The exact wording of the rejection was: Because all of their employees working remotely from home, [employer] has to register as an employer in each state in which they have an employee. There are some states in which the tax rules are really prohibitive for them. Apparently, Colorado is one of those states.

Naturally I'm disappointed and curious in that "do you really want to know" sense, because I don't feel it's a bogus answer but it gets my hackles up. I'm not at all thinking of pursuing legal action or complaining in any official capacity (though it does raise an interesting question about "equal opportunity" for jobs that are intended as a perk to be workable by anyone in the country), but I do want to better understand why my state is undesirable for work-from-home employers.

I did not actively look for this job being currently employed but constantly stressed out (enough to have nearly zero energy to actually look for other work during the rough patches), they found me on LinkedIn and I had several positive interviews before the opportunity disintegrated.
posted by aydeejones to Law & Government (4 answers total) 3 users marked this as a favorite
Do you live in Denver proper? One of the things that sprang to mind is Denver's "Occupational Privilege Tax", which is just a fancy phrase for a head tax. The basic rule of thumb is that a company must pay a tax for any employee earning $500 or more a month; thus any company with employees working in Denver must set up an OTP account to pay the city of Denver each month or quarterly for each individual employee regardless of where the company itself is located.
posted by barchan at 6:05 PM on March 8, 2015 [2 favorites]

Best answer: If the employer has more than $50K of payroll in Colorado, it has Colorado corporate tax nexus. As a result, all of its sales into CO are subject to CO corporate tax. Not every state has this "factor presence" nexus standard; some do.
posted by melissasaurus at 7:07 PM on March 8, 2015 [1 favorite]

I'm a partner in a small software consulting company that has employees all over the US working from home. We had someone in Boulder Colorado for few years. We've also had people in New Mexico, Maine, New York, Ohio, Virginia, Massachusetts and probably other states I'm not remembering right now. I just asked the person who deals with such things whether there was anything particularly difficult about having someone in Colorado and she said, "no".
posted by alms at 2:08 PM on March 9, 2015

Response by poster: I am an Arvada resident. I inquired a little more with the recruiter and they indicated that their client has a really small accounting department and couldn't handle the extra red tape involved with my state on an ongoing basis. I have no reason to believe they were BSing me, it just comes off as such a weird reason, especially with the extra information that it was about extra labor and research rather than potential revenue being reduced.
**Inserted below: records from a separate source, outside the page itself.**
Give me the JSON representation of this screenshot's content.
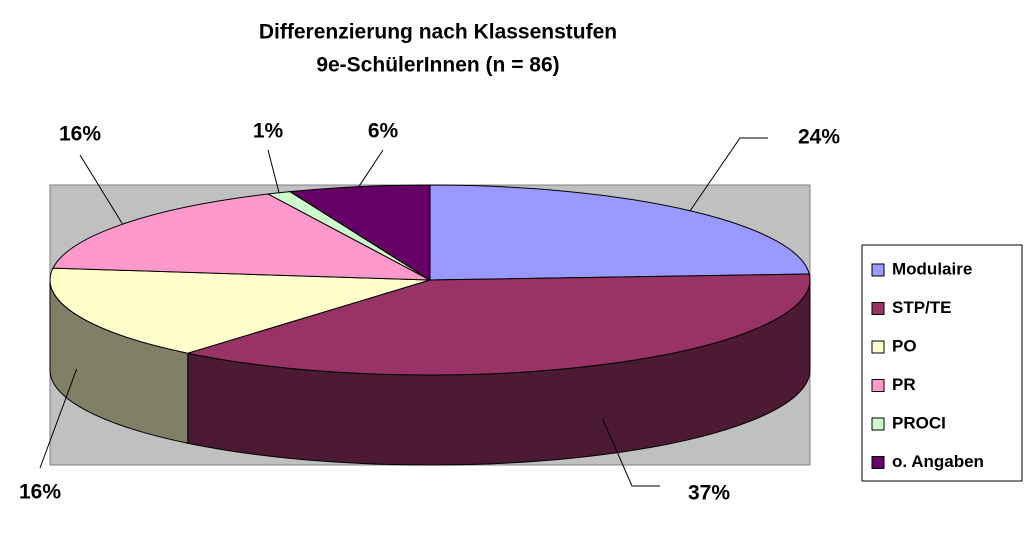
{
  "chart_data": {
    "type": "pie3d",
    "title": "Differenzierung nach Klassenstufen",
    "subtitle": "9e-SchülerInnen (n = 86)",
    "categories": [
      "Modulaire",
      "STP/TE",
      "PO",
      "PR",
      "PROCI",
      "o. Angaben"
    ],
    "values": [
      24,
      37,
      16,
      16,
      1,
      6
    ],
    "value_labels": [
      "24%",
      "37%",
      "16%",
      "16%",
      "1%",
      "6%"
    ],
    "colors": [
      "#9999ff",
      "#993366",
      "#ffffcc",
      "#ff99cc",
      "#ccffcc",
      "#660066"
    ],
    "legend": "right"
  }
}
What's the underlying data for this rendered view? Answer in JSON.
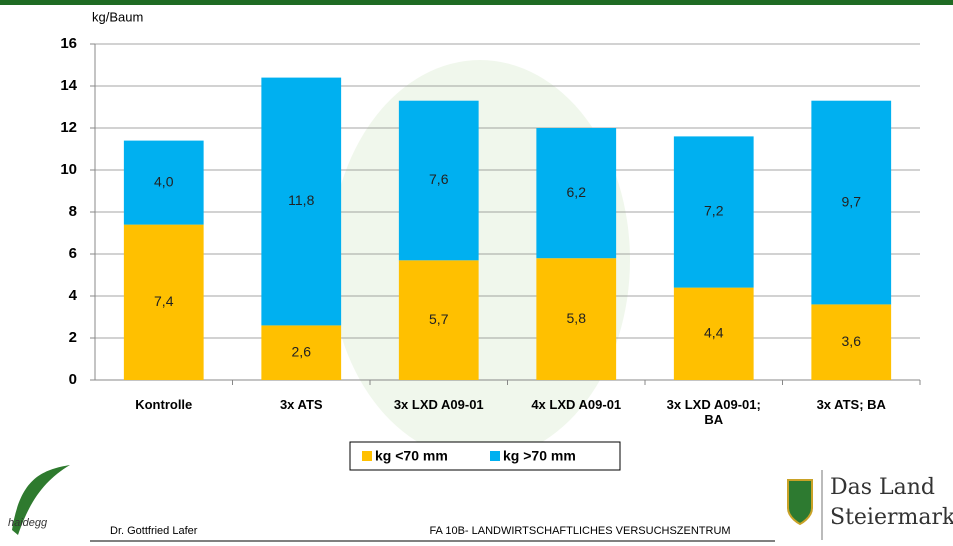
{
  "chart_data": {
    "type": "stacked_bar",
    "y_axis_label": "kg/Baum",
    "categories": [
      "Kontrolle",
      "3x ATS",
      "3x LXD A09-01",
      "4x LXD A09-01",
      "3x LXD A09-01; BA",
      "3x ATS; BA"
    ],
    "series": [
      {
        "name": "kg <70 mm",
        "color": "#FFC000",
        "values": [
          7.4,
          2.6,
          5.7,
          5.8,
          4.4,
          3.6
        ],
        "value_labels": [
          "7,4",
          "2,6",
          "5,7",
          "5,8",
          "4,4",
          "3,6"
        ]
      },
      {
        "name": "kg >70 mm",
        "color": "#00B0F0",
        "values": [
          4.0,
          11.8,
          7.6,
          6.2,
          7.2,
          9.7
        ],
        "value_labels": [
          "4,0",
          "11,8",
          "7,6",
          "6,2",
          "7,2",
          "9,7"
        ]
      }
    ],
    "ylim": [
      0,
      16
    ],
    "yticks": [
      0,
      2,
      4,
      6,
      8,
      10,
      12,
      14,
      16
    ],
    "grid": true,
    "legend": "bottom"
  },
  "footer": {
    "logo_left": "haidegg",
    "author": "Dr. Gottfried Lafer",
    "institution": "FA 10B- LANDWIRTSCHAFTLICHES VERSUCHSZENTRUM",
    "logo_right_line1": "Das Land",
    "logo_right_line2": "Steiermark"
  }
}
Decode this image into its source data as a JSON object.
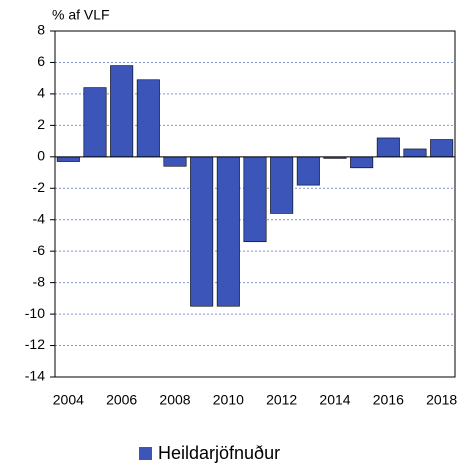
{
  "chart_data": {
    "type": "bar",
    "ylabel": "% af VLF",
    "categories": [
      "2004",
      null,
      "2006",
      null,
      "2008",
      null,
      "2010",
      null,
      "2012",
      null,
      "2014",
      null,
      "2016",
      null,
      "2018"
    ],
    "series": [
      {
        "name": "Heildarjöfnuður",
        "color": "#3b55b8",
        "values": [
          -0.3,
          4.4,
          5.8,
          4.9,
          -0.6,
          -9.5,
          -9.5,
          -5.4,
          -3.6,
          -1.8,
          -0.1,
          -0.7,
          1.2,
          0.5,
          1.1
        ]
      }
    ],
    "ylim": [
      -14,
      8
    ],
    "yticks": [
      -14,
      -12,
      -10,
      -8,
      -6,
      -4,
      -2,
      0,
      2,
      4,
      6,
      8
    ],
    "grid": true,
    "legend": "bottom"
  }
}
It was the almost perfect niche-y job for where I am in my life career and skills-wise so a tough pill to swallow, but I suspect they were just overwhelmed with whatever amount of overhead is involved with the "corporate tax nexus" when the accounting department came into the picture. Maybe it really is a lot of work and maybe they just didn't want to go to the trouble of figuring it out and have more influence than I'd expect on the hiring process.

It feels ridiculous and almost like material for a concerned local news story if it were the sort of thing that happened on a large scale (21st century self-styled employers forbidding certain states' residents from working with them), but if it comes down to "small company too small to even look into how challenging it would be to handle a hire" there's not much there there.

The most annoying thing is that their "how we got started" story revolves around how the company is 100% telecommute because they want the best talent across the US, but they basically have an implicit prohibition against any state that poses extra tax considerations and just figured it out with me.